Évidemment, la chose a intéressé les scientifiques, notamment la biologiste Elaina M. Tutle (†) et son mari Rusty A. Gonser. Soupçonnant une cause génétique, ils sont allés examiner le chromosome 2 des bruants connu pour héberger plusieurs gènes contrôlant le comportement des oiseaux et la couleur de leur plumage. Ils ont alors découvert que les bruants ternes avaient deux chromosomes 2 "normaux" (les chromosomes vont toujours par paires) tandis que les bruants éclatants avaient un chromosome 2 "normal" apparié à un chromosome 2 "muté". Cette mutation consiste en une inversion d'un long fragment de l'un des bras du chromosome (un chromosome ressemble un X avec quatre bras attachés en un point commun, le centromère). Comme les gènes (un millier environ) situés dans l'inversion s'expriment moins, il en résulte des différences de comportement et de couleur.

Le plus fascinant dans cette histoire est que le maintien du chromosome 2m dans la population est favorisé par le comportement d'accouplement croisé. Ainsi, lorsqu'un(e) terne (2/2) s'accouple avec un(e) éclatant(e) (2/2m), les lois de Mendel prédisent que leurs descendants seront: 2/2 (terne), 2/2m (éclatant), 2/2m (éclatant) ou 2/2 (terne), puisqu'un descendant reçoit un chromosome de chaque parent. En d'autres termes, à la naissance, les probabilités d'obtenir les deux morphotypes sont identiques: 50 % d'éclatants et 50 % de ternes.
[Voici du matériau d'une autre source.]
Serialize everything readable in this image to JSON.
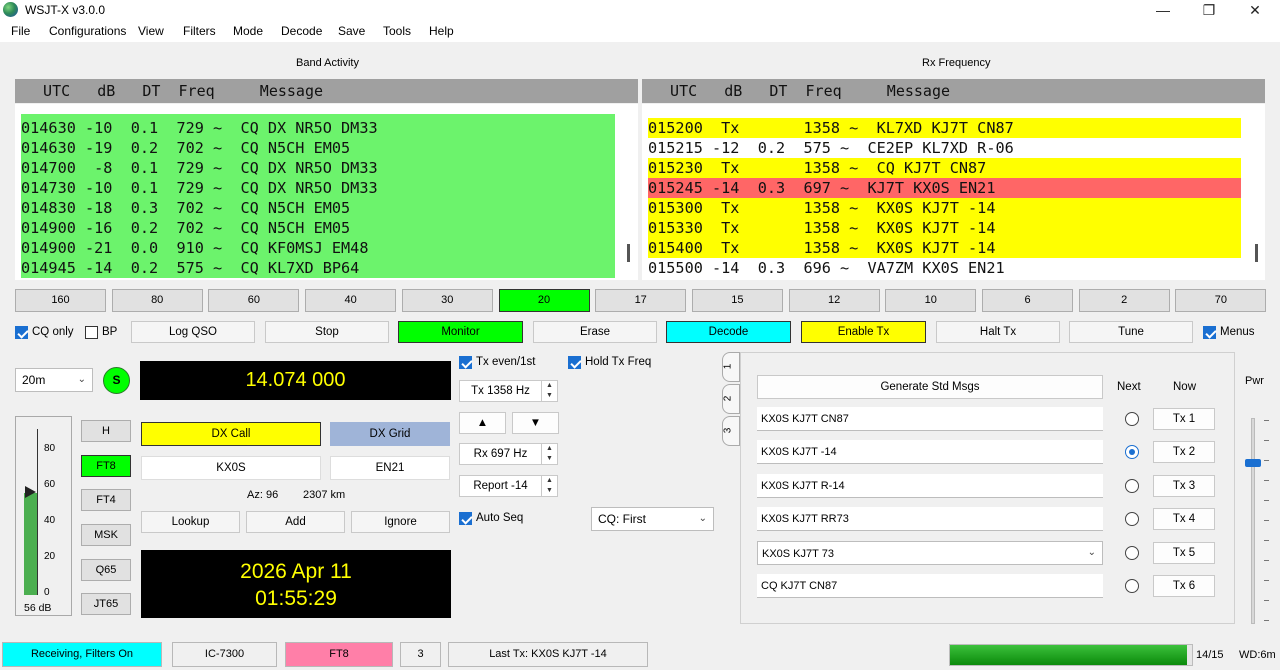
{
  "app": {
    "title": "WSJT-X   v3.0.0"
  },
  "window": {
    "minimize": "—",
    "maximize": "❐",
    "close": "✕"
  },
  "menu": [
    "File",
    "Configurations",
    "View",
    "Filters",
    "Mode",
    "Decode",
    "Save",
    "Tools",
    "Help"
  ],
  "band_activity": {
    "label": "Band Activity",
    "header": "  UTC   dB   DT  Freq     Message",
    "rows": [
      "014630 -10  0.1  729 ~  CQ DX NR5O DM33",
      "014630 -19  0.2  702 ~  CQ N5CH EM05",
      "014700  -8  0.1  729 ~  CQ DX NR5O DM33",
      "014730 -10  0.1  729 ~  CQ DX NR5O DM33",
      "014830 -18  0.3  702 ~  CQ N5CH EM05",
      "014900 -16  0.2  702 ~  CQ N5CH EM05",
      "014900 -21  0.0  910 ~  CQ KF0MSJ EM48",
      "014945 -14  0.2  575 ~  CQ KL7XD BP64"
    ],
    "row_color": "#6cf36c"
  },
  "rx_frequency": {
    "label": "Rx Frequency",
    "header": "  UTC   dB   DT  Freq     Message",
    "rows": [
      {
        "text": "015200  Tx       1358 ~  KL7XD KJ7T CN87",
        "color": "#ffff00"
      },
      {
        "text": "015215 -12  0.2  575 ~  CE2EP KL7XD R-06",
        "color": "#ffffff"
      },
      {
        "text": "015230  Tx       1358 ~  CQ KJ7T CN87",
        "color": "#ffff00"
      },
      {
        "text": "015245 -14  0.3  697 ~  KJ7T KX0S EN21",
        "color": "#ff6666"
      },
      {
        "text": "015300  Tx       1358 ~  KX0S KJ7T -14",
        "color": "#ffff00"
      },
      {
        "text": "015330  Tx       1358 ~  KX0S KJ7T -14",
        "color": "#ffff00"
      },
      {
        "text": "015400  Tx       1358 ~  KX0S KJ7T -14",
        "color": "#ffff00"
      },
      {
        "text": "015500 -14  0.3  696 ~  VA7ZM KX0S EN21",
        "color": "#ffffff"
      }
    ]
  },
  "bands": {
    "items": [
      "160",
      "80",
      "60",
      "40",
      "30",
      "20",
      "17",
      "15",
      "12",
      "10",
      "6",
      "2",
      "70"
    ],
    "selected": "20"
  },
  "controls": {
    "cq_only": "CQ only",
    "bp": "BP",
    "log_qso": "Log QSO",
    "stop": "Stop",
    "monitor": "Monitor",
    "erase": "Erase",
    "decode": "Decode",
    "enable_tx": "Enable Tx",
    "halt_tx": "Halt Tx",
    "tune": "Tune",
    "menus": "Menus"
  },
  "band_select": "20m",
  "s_meter_button": "S",
  "frequency": "14.074 000",
  "level": {
    "ticks": [
      "80",
      "60",
      "40",
      "20",
      "0"
    ],
    "value_db": "56 dB",
    "fraction": 0.64
  },
  "modes": [
    "H",
    "FT8",
    "FT4",
    "MSK",
    "Q65",
    "JT65"
  ],
  "selected_mode": "FT8",
  "dx": {
    "call_label": "DX Call",
    "grid_label": "DX Grid",
    "call": "KX0S",
    "grid": "EN21",
    "az": "Az: 96",
    "dist": "2307 km"
  },
  "dx_buttons": {
    "lookup": "Lookup",
    "add": "Add",
    "ignore": "Ignore"
  },
  "clock": {
    "date": "2026 Apr 11",
    "time": "01:55:29"
  },
  "tx_settings": {
    "tx_even": "Tx even/1st",
    "hold_tx": "Hold Tx Freq",
    "tx_hz": "Tx  1358  Hz",
    "rx_hz": "Rx  697  Hz",
    "report": "Report -14",
    "auto_seq": "Auto Seq",
    "cq_select": "CQ: First"
  },
  "arrows": {
    "up": "▲",
    "down": "▼"
  },
  "tabs": [
    "1",
    "2",
    "3"
  ],
  "messages": {
    "generate": "Generate Std Msgs",
    "next": "Next",
    "now": "Now",
    "items": [
      "KX0S KJ7T CN87",
      "KX0S KJ7T -14",
      "KX0S KJ7T R-14",
      "KX0S KJ7T RR73",
      "KX0S KJ7T 73",
      "CQ KJ7T CN87"
    ],
    "tx_labels": [
      "Tx 1",
      "Tx 2",
      "Tx 3",
      "Tx 4",
      "Tx 5",
      "Tx 6"
    ],
    "next_selected": 2
  },
  "pwr": {
    "label": "Pwr",
    "level": 0.78
  },
  "status": {
    "receiving": "Receiving, Filters On",
    "rig": "IC-7300",
    "mode": "FT8",
    "count": "3",
    "last_tx": "Last Tx: KX0S KJ7T -14",
    "progress": 0.98,
    "period": "14/15",
    "wd": "WD:6m"
  },
  "colors": {
    "green": "#00ff00",
    "cyan": "#00ffff",
    "yellow": "#ffff00",
    "pink": "#ff7fa8",
    "dx_grid": "#9fb4d8",
    "clock_text": "#ffff00"
  }
}
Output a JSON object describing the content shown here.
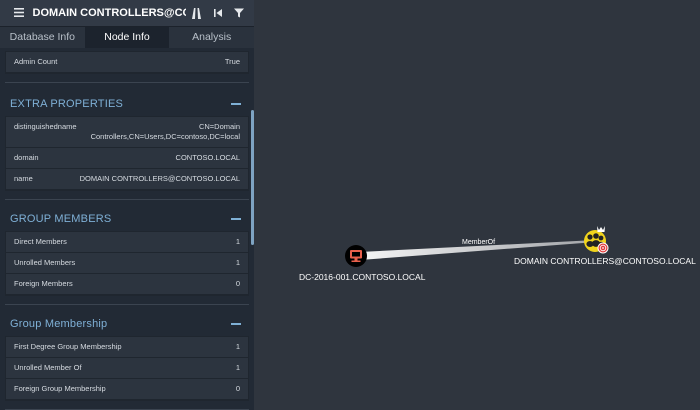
{
  "search": {
    "value": "DOMAIN CONTROLLERS@CONTOSO.LOCAL"
  },
  "tabs": [
    {
      "label": "Database Info",
      "active": false
    },
    {
      "label": "Node Info",
      "active": true
    },
    {
      "label": "Analysis",
      "active": false
    }
  ],
  "top_row": {
    "label": "Admin Count",
    "value": "True"
  },
  "extra_properties": {
    "title": "EXTRA PROPERTIES",
    "rows": [
      {
        "label": "distinguishedname",
        "value": "CN=Domain Controllers,CN=Users,DC=contoso,DC=local"
      },
      {
        "label": "domain",
        "value": "CONTOSO.LOCAL"
      },
      {
        "label": "name",
        "value": "DOMAIN CONTROLLERS@CONTOSO.LOCAL"
      }
    ]
  },
  "group_members": {
    "title": "GROUP MEMBERS",
    "rows": [
      {
        "label": "Direct Members",
        "value": "1"
      },
      {
        "label": "Unrolled Members",
        "value": "1"
      },
      {
        "label": "Foreign Members",
        "value": "0"
      }
    ]
  },
  "group_membership": {
    "title": "Group Membership",
    "rows": [
      {
        "label": "First Degree Group Membership",
        "value": "1"
      },
      {
        "label": "Unrolled Member Of",
        "value": "1"
      },
      {
        "label": "Foreign Group Membership",
        "value": "0"
      }
    ]
  },
  "graph": {
    "computer_node": {
      "label": "DC-2016-001.CONTOSO.LOCAL",
      "icon": "computer-icon",
      "color": "#e8604c"
    },
    "group_node": {
      "label": "DOMAIN CONTROLLERS@CONTOSO.LOCAL",
      "icon": "group-icon",
      "color": "#f1d41d"
    },
    "edge": {
      "label": "MemberOf"
    }
  },
  "colors": {
    "panel": "#222a35",
    "canvas": "#2f353e",
    "accent": "#7fb0d6"
  }
}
En simplifiant à l'extrême, selon les lois de Mendel, un accouplement de ternes (2/2 X 2/2) donnerait 100 % de ternes.
Un accouplement d'éclatants (2/2m X 2/2m), pourrait donner 2/2, 2/2m, 2/2m, 2m/2m, mais les oisillons 2m/2m ne survivent quasiment pas à la nichée (0,15 % seulement des bruants sont 2m/2m, sans que l'on en connaisse vraiment les raisons). Les probabilités d'obtenir un terne sont donc d'environ 33 % et celle d'avoir un éclatant d'eviron 67 %.
Maintenant, si on suppose que tous les accouplements sont possibles (terne x terne, éclatant x éclatant et terne x éclatant) et ont la même chance de se produire (pas de préférences d'un type pour l'autre), la probabilité d'obtenir des ternes est de 64 % et celle d'obtenir des éclatants de 36 %, à la première génération.

Sources:
Tuttle, E et al. (2016). Divergence and functional degradation of a sex chromosome-like supergene. Current Biology, 26 (3), 344–350.
Arnold, C. (2016). The sparrow with four sexes. Nature, 539 (7630), 482–484.